AUTOMATIC1111 / stable-diffusion-webui

Stable Diffusion web UI

Geek Repo:Geek Repo

Github PK Tool:Github PK Tool

[Feature Request]: Dynamic colors range fix at high cfg scale through latent thresholding at every step

Ehplodor opened this issue · comments

Is there an existing issue for this?

  • I have searched the existing issues and checked the recent builds/commits

What would your feature do ?

prevent burning / "pop art" style for images generated with high cfg scale via "latent dynamic thresholding"

Proposed workflow

  1. Go to txt2img or img2img
  2. activate latent fix (checkbox in img2img / txt2img tab ? settings ?)
  3. generate the image with high cfg scale

Additional information

inspired by https://github.com/Birch-san/stable-diffusion/blob/0e1aa752a96aa6cab07c81449acce605743bf9b6/scripts/txt2img.ipynb

corresponding tweet : https://twitter.com/Birchlabs/status/1582165379832348672

If it works as well as it appears, then I'd make it the default and add a settings page option to restore the old behavior for legacy generations. This would mean some users will be confused why their old renders changed, but checking the settings will explain the situation.

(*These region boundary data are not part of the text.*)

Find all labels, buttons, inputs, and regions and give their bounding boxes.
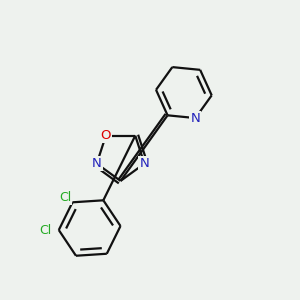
Text: N: N xyxy=(140,157,149,170)
Text: O: O xyxy=(100,129,111,142)
Text: Cl: Cl xyxy=(59,191,71,204)
Text: N: N xyxy=(92,157,102,170)
Text: N: N xyxy=(190,112,200,124)
Text: Cl: Cl xyxy=(39,224,52,237)
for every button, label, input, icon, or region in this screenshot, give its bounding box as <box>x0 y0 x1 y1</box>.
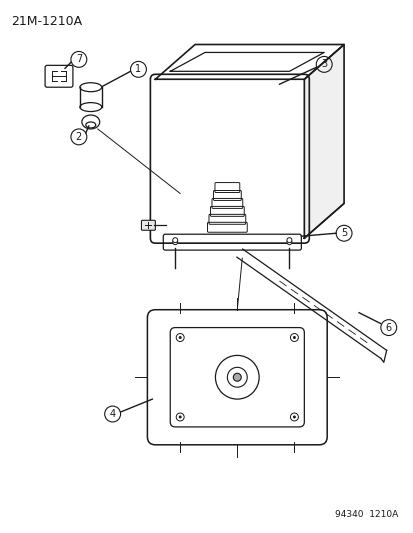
Text: 21M-1210A: 21M-1210A <box>11 15 82 28</box>
Circle shape <box>172 238 177 243</box>
Circle shape <box>286 240 291 245</box>
Circle shape <box>178 336 181 339</box>
Text: 5: 5 <box>340 228 347 238</box>
Text: 2: 2 <box>76 132 82 142</box>
Polygon shape <box>304 44 343 238</box>
Circle shape <box>233 373 241 381</box>
Circle shape <box>292 416 295 418</box>
Text: 7: 7 <box>76 54 82 64</box>
Text: 1: 1 <box>135 64 141 74</box>
Circle shape <box>286 238 291 243</box>
Text: 94340  1210A: 94340 1210A <box>335 510 398 519</box>
Circle shape <box>292 336 295 339</box>
Text: 3: 3 <box>320 59 327 69</box>
Circle shape <box>172 240 177 245</box>
Circle shape <box>178 416 181 418</box>
FancyBboxPatch shape <box>141 220 155 230</box>
Text: 4: 4 <box>109 409 115 419</box>
Text: 6: 6 <box>385 322 391 333</box>
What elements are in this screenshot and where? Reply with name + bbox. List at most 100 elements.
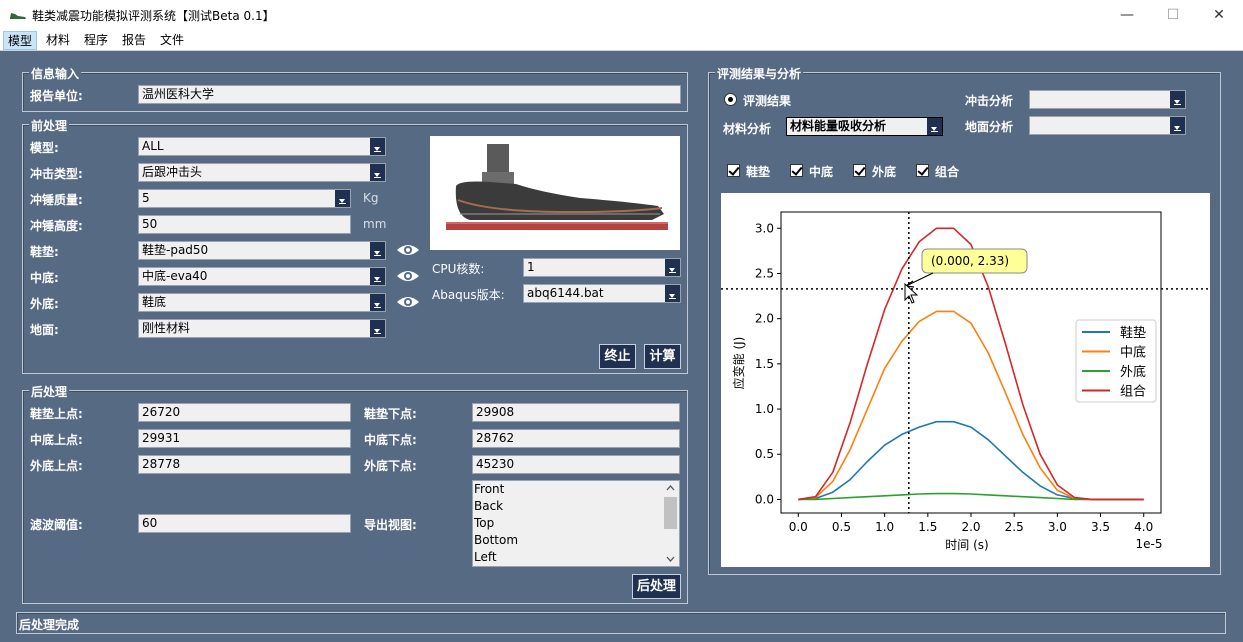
midsole-checkbox[interactable] (790, 164, 803, 177)
mass-unit: Kg (363, 191, 379, 205)
results-group: 评测结果与分析 (708, 65, 1221, 575)
chevron-down-icon (665, 285, 680, 302)
menu-model[interactable]: 模型 (3, 31, 38, 50)
impact-analysis-select[interactable] (1029, 90, 1186, 109)
list-item[interactable]: Back (474, 499, 504, 513)
hammer-height-field[interactable]: 50 (138, 215, 351, 234)
window-title: 鞋类减震功能模拟评测系统【测试Beta 0.1】 (32, 9, 275, 23)
abaqus-version-select[interactable]: abq6144.bat (523, 284, 681, 303)
calculate-button[interactable]: 计算 (644, 344, 681, 369)
chevron-down-icon (370, 268, 385, 285)
eye-icon[interactable] (396, 268, 420, 284)
x-tick-label: 4.0 (1134, 520, 1153, 534)
legend-label: 中底 (1120, 345, 1146, 361)
eye-icon[interactable] (396, 294, 420, 310)
outsole-bottom-label: 外底下点: (364, 459, 417, 473)
outsole-checkbox[interactable] (853, 164, 866, 177)
cpu-cores-select[interactable]: 1 (523, 258, 681, 277)
chart-svg: 0.0 0.5 1.0 1.5 2.0 2.5 3.0 0.0 0.5 1.0 1.5 2.0 2.5… (721, 211, 1210, 552)
outsole-value: 鞋底 (142, 295, 167, 309)
x-axis-multiplier: 1e-5 (1136, 537, 1163, 551)
filter-threshold-field[interactable]: 60 (138, 514, 351, 533)
postprocess-button[interactable]: 后处理 (632, 574, 681, 599)
model-select[interactable]: ALL (138, 137, 386, 156)
insole-bottom-label: 鞋垫下点: (364, 407, 417, 421)
info-input-group: 信息输入 (22, 65, 688, 112)
outsole-top-field[interactable]: 28778 (138, 455, 351, 474)
chevron-down-icon (927, 118, 942, 135)
cpu-cores-value: 1 (527, 260, 535, 274)
preprocess-group: 前处理 (22, 117, 688, 374)
results-radio[interactable] (724, 93, 737, 106)
minimize-button[interactable]: — (1120, 7, 1134, 23)
ground-select[interactable]: 刚性材料 (138, 319, 386, 338)
x-tick-label: 0.5 (832, 520, 851, 534)
maximize-button[interactable]: ☐ (1166, 7, 1180, 23)
ground-analysis-select[interactable] (1029, 116, 1186, 135)
model-select-value: ALL (142, 139, 164, 153)
title-bar: 鞋类减震功能模拟评测系统【测试Beta 0.1】 — ☐ ✕ (0, 0, 1243, 30)
insole-select[interactable]: 鞋垫-pad50 (138, 241, 386, 260)
impact-type-value: 后跟冲击头 (142, 165, 203, 179)
tooltip-text: (0.000, 2.33) (931, 254, 1009, 268)
midsole-bottom-field[interactable]: 28762 (472, 429, 680, 448)
menu-report[interactable]: 报告 (122, 33, 147, 47)
stop-button[interactable]: 终止 (599, 344, 636, 369)
chevron-down-icon (370, 138, 385, 155)
impact-type-label: 冲击类型: (30, 167, 83, 181)
outsole-bottom-field[interactable]: 45230 (472, 455, 680, 474)
ground-value: 刚性材料 (142, 321, 191, 335)
y-tick-label: 3.0 (755, 221, 774, 235)
chevron-down-icon (370, 242, 385, 259)
info-group-title: 信息输入 (29, 65, 82, 82)
midsole-label: 中底: (30, 271, 59, 285)
cpu-cores-label: CPU核数: (432, 262, 485, 276)
status-bar: 后处理完成 (16, 612, 1226, 634)
status-text: 后处理完成 (19, 618, 80, 632)
combined-checkbox[interactable] (916, 164, 929, 177)
outsole-checkbox-label: 外底 (872, 165, 897, 179)
material-analysis-select[interactable]: 材料能量吸收分析 (786, 117, 943, 136)
chevron-down-icon (370, 164, 385, 181)
eye-icon[interactable] (396, 242, 420, 258)
list-item[interactable]: Top (474, 516, 495, 530)
midsole-select[interactable]: 中底-eva40 (138, 267, 386, 286)
model-label: 模型: (30, 141, 59, 155)
chevron-down-icon (370, 294, 385, 311)
material-analysis-label: 材料分析 (723, 122, 772, 136)
menu-file[interactable]: 文件 (160, 33, 185, 47)
postprocess-group: 后处理 (22, 383, 688, 604)
hammer-mass-select[interactable]: 5 (138, 189, 351, 208)
list-item[interactable]: Left (474, 550, 497, 564)
results-radio-label: 评测结果 (743, 94, 792, 108)
export-view-list[interactable]: Front Back Top Bottom Left (472, 480, 680, 567)
x-tick-label: 2.5 (1005, 520, 1024, 534)
shoe-logo-icon (10, 13, 26, 19)
list-scrollbar[interactable] (662, 481, 679, 566)
midsole-top-field[interactable]: 29931 (138, 429, 351, 448)
outsole-label: 外底: (30, 297, 59, 311)
insole-bottom-field[interactable]: 29908 (472, 403, 680, 422)
insole-checkbox[interactable] (727, 164, 740, 177)
data-tooltip: (0.000, 2.33) (905, 248, 1028, 288)
legend-label: 组合 (1120, 385, 1146, 400)
legend-label: 鞋垫 (1120, 325, 1146, 341)
outsole-select[interactable]: 鞋底 (138, 293, 386, 312)
x-tick-label: 3.0 (1048, 520, 1067, 534)
report-unit-field[interactable]: 温州医科大学 (138, 85, 681, 104)
shoe-model-image (446, 144, 668, 230)
list-item[interactable]: Front (474, 482, 505, 496)
close-button[interactable]: ✕ (1213, 7, 1225, 23)
chevron-down-icon (370, 320, 385, 337)
x-tick-label: 3.5 (1091, 520, 1110, 534)
menu-program[interactable]: 程序 (84, 33, 109, 47)
impact-type-select[interactable]: 后跟冲击头 (138, 163, 386, 182)
preprocess-group-title: 前处理 (29, 117, 70, 134)
hammer-mass-value: 5 (142, 191, 150, 205)
x-tick-label: 1.5 (918, 520, 937, 534)
list-item[interactable]: Bottom (474, 533, 519, 547)
material-analysis-value: 材料能量吸收分析 (790, 119, 887, 133)
shoe-model-preview (430, 136, 680, 250)
menu-material[interactable]: 材料 (46, 33, 71, 47)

I could see a case for keeping the current behavior if there's already a config.json file. That preserves old renders, but users won't get the benefits of the fix until they notice the option and try turning it on.

I made an extension for this, based on the work in the PR from dtan3847 (PR was closed because Auto said it should be an extension, that user didn't port to extension because life took hold and they couldn't focus on coding anymore)

https://github.com/mcmonkeyprojects/sd-dynamic-thresholding

cc @ClashSAN to request you add Dynamic Thresholding (CFG Scale Fix) to the extension list.
Description can be something like: Adds customizable dynamic thresholding to allow high CFG Scale values without the burning / 'pop art' effect.

Has sample images and more info in the readme.